Nowe BMW X5: moc w elektrycznym wydaniu

Nowe BMW X5 zapowiada się naprawdę imponująco, a jego największą nowością jest szeroka gama wersji, która z pewnością zaskoczy fanów marki. W nadchodzących latach, model o oznaczeniu kodowym G65 zadebiutuje z różnorodnymi opcjami napędu, w tym spalinowymi silnikami benzynowymi i diesla.

Co więcej, w ofercie znajdziemy także hybrydę plug-in oraz nowatorską wersję elektryczną, iX5. To istotna zmiana, ponieważ dotychczas w ofercie BMW nie było tak zaawansowanego samochodu elektrycznego.

BMW ujawnia, że nowa wersja elektryczna ma zaskakiwać efektywnością zużycia energii. Zasięg iX5 ma wynosić imponujące 700 km, a dzięki zastosowanej architekturze 800 V, moce ładowania mają przekraczać 300 kW, co jest ogromnym osiągnięciem. Dodatkowo, akumulatory mają charakteryzować się większą gęstością energetyczną.

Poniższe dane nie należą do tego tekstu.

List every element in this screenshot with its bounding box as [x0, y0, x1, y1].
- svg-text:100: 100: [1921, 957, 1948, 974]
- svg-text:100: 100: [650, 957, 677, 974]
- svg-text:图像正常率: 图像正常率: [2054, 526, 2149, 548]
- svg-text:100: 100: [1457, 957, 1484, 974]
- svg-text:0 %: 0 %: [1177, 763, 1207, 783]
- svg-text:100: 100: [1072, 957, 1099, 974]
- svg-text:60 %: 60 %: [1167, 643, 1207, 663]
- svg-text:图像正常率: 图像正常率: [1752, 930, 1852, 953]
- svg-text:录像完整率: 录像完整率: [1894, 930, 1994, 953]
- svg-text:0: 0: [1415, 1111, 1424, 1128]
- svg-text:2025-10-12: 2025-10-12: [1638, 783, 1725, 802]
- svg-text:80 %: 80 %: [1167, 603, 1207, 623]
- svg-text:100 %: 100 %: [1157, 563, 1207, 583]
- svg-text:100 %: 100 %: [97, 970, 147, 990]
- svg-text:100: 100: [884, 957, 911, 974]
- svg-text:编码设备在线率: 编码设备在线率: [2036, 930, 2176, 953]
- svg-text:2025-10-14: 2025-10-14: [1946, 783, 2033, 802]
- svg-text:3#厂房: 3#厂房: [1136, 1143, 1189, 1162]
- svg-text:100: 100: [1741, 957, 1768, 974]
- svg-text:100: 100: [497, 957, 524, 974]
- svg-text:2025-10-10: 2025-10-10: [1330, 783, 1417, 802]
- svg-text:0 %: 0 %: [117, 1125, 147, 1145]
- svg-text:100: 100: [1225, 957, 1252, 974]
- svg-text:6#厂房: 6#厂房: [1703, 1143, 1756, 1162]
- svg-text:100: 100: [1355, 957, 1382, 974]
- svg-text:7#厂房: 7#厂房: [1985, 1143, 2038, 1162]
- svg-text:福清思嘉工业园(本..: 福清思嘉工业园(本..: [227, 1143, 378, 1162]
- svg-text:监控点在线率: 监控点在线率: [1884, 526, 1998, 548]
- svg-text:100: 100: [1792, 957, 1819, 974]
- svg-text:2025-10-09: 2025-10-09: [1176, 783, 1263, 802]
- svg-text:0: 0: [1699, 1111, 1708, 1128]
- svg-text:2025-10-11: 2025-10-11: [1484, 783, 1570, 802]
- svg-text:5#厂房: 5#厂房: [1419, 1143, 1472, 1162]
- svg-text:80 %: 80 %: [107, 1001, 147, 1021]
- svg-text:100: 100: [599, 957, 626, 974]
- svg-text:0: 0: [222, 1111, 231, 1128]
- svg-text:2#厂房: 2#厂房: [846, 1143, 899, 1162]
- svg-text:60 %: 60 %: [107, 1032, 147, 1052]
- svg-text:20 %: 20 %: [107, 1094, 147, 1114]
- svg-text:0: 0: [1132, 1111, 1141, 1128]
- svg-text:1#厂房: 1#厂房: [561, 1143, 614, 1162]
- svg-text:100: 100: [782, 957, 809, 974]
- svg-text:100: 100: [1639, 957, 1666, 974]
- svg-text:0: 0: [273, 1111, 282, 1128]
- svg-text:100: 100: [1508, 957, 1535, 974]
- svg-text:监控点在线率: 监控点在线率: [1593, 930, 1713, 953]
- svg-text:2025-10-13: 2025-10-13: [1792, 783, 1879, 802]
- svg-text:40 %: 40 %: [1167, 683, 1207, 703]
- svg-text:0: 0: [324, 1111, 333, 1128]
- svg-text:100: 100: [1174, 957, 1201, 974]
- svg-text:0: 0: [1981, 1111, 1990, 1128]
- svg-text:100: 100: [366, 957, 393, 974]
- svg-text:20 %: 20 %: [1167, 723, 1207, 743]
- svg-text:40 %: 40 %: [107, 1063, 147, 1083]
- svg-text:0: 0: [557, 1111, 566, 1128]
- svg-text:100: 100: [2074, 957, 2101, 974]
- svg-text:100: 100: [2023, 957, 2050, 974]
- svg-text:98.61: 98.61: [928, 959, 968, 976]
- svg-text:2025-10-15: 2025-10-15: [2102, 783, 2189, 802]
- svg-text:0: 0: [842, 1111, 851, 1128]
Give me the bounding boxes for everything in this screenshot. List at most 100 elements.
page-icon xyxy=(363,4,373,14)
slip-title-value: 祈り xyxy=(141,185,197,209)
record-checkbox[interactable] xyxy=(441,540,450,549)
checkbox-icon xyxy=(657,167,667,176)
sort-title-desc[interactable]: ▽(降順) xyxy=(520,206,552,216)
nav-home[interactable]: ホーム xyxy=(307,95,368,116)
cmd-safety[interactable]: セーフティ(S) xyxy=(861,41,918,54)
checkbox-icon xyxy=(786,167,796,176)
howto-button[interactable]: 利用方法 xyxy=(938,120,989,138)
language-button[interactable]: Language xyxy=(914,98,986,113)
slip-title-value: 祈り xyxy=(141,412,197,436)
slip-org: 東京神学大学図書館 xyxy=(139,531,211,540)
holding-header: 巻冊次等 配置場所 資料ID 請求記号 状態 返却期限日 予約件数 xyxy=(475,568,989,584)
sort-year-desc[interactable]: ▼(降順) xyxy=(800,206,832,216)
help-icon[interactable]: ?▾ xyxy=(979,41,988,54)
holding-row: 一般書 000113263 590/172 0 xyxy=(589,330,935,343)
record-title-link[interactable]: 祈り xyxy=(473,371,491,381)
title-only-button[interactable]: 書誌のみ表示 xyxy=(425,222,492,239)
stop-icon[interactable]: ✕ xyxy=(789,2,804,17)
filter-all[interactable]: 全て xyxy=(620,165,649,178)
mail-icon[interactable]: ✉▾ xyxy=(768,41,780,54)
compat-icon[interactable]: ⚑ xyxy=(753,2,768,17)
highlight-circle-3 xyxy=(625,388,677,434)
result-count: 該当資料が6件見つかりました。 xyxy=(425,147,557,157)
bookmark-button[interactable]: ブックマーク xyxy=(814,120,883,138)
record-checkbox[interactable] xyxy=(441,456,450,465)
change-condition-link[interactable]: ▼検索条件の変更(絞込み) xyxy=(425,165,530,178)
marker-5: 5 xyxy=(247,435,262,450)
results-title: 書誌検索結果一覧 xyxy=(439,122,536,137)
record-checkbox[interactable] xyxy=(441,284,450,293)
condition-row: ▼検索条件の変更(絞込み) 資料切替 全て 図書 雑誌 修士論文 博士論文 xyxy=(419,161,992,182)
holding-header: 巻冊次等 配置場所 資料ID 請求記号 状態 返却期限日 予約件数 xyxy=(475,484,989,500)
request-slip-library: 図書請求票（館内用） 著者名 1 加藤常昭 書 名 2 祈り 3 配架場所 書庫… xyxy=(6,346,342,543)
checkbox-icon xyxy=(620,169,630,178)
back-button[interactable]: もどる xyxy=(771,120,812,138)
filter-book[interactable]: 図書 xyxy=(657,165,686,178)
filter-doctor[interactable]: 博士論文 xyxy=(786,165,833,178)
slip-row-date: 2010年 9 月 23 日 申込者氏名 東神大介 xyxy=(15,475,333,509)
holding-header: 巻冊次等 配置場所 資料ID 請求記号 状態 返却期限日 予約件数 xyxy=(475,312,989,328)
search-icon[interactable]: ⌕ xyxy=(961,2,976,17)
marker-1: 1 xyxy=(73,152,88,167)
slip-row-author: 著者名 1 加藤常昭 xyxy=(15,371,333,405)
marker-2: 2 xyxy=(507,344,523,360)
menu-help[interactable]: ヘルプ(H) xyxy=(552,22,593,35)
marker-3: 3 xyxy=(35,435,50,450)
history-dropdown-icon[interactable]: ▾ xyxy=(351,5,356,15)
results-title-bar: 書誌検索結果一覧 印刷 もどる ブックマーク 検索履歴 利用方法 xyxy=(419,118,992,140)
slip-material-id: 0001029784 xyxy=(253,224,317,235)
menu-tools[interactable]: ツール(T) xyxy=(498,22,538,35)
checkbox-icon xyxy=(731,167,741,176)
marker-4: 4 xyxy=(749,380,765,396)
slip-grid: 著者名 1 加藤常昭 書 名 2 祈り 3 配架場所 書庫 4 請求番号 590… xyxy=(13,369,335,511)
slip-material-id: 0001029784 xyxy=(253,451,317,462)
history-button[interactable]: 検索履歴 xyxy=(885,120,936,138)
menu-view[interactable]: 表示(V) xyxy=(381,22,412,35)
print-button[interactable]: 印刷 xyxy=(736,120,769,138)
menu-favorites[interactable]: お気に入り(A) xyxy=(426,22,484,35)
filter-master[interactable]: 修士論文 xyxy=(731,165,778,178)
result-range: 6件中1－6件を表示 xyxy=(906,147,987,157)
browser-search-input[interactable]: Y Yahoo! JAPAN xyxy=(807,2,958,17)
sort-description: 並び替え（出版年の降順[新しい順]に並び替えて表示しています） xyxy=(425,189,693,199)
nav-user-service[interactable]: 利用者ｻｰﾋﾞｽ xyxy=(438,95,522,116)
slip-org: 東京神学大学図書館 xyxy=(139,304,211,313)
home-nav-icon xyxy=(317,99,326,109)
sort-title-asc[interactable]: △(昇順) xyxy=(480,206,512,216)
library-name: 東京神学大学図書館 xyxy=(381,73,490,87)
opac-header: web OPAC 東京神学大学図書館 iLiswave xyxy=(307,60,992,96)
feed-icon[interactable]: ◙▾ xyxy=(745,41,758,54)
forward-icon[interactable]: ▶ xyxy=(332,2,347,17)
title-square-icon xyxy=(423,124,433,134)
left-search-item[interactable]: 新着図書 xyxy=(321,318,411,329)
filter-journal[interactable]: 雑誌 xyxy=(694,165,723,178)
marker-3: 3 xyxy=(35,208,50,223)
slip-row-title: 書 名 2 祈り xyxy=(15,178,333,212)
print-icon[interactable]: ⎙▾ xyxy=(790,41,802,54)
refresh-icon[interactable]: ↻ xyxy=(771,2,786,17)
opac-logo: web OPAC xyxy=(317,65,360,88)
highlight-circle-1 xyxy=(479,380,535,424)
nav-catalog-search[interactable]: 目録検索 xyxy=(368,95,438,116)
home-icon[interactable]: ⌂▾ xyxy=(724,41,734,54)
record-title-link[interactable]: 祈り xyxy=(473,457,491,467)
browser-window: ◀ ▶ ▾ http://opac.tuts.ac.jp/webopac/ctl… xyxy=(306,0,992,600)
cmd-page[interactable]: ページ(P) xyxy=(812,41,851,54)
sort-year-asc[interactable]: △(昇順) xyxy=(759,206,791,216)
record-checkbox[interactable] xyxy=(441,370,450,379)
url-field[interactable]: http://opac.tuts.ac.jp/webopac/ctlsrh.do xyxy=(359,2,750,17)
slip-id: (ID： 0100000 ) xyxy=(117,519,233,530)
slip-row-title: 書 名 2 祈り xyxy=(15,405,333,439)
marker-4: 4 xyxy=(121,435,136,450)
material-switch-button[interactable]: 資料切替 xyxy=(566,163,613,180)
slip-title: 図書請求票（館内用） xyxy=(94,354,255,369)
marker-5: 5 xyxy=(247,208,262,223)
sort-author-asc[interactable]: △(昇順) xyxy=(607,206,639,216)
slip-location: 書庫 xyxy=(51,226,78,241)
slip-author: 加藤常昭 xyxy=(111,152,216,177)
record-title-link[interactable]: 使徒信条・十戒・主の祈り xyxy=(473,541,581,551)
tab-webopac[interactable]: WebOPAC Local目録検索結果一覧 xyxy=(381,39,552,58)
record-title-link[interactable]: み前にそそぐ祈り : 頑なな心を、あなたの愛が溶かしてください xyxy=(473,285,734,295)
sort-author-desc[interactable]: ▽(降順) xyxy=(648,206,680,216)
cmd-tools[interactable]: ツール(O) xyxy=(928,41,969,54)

Jednak to nie koniec niespodzianek! Nowe elektryczne BMW X5 może zyskać także silnik spalinowy. Jak w czasach świetności modelu i3, producent rozważa wprowadzenie tzw. range extendera. To innowacyjne rozwiązanie polega na zainstalowaniu silnika, który nie napędza bezpośrednio kół, lecz generuje energię dla silnika elektrycznego.

Dlaczego zwrócono się ku temu pomysłowi? Eksplozja popularności range extenderów w Chinach, które są kluczowym rynkiem dla BMW, wzbudza zainteresowanie. Taka wersja mogłaby umożliwić zasięg przekraczający 1000 km między tankowaniami i ładowaniami, co stanowi znakomity wynik dla SUV-a o wadze ponad 2,5 tony.

Jakie silniki będzie można zobaczyć w iX5? To zespół napędowy od firmy ZF, który występuje w dwóch wersjach: eRE oraz eRE+. W pierwszej mamy do czynienia z silnikiem elektrycznym, planetarną przekładnią oraz wbudowanym konwerterem, natomiast wersja z plusem dodatkowo oferuje sprzęgło i mechanizm różnicowy, co pozwala na aktywowanie napędu na jedną z osi w razie potrzeby. Obie wersje zapewniają efektywne zarządzanie energią oraz oszczędność paliwa przy jednoczesnym zmniejszeniu emisji spalin.

BMW stawia na innowacje, aby trafić w gusta jak najszerszego kręgu klientów, niezależnie od wybranej opcji napędu. Bawarski producent nie boi się eksperymentować, co z pewnością przyniesie korzyści również nam, europejskim użytkownikom.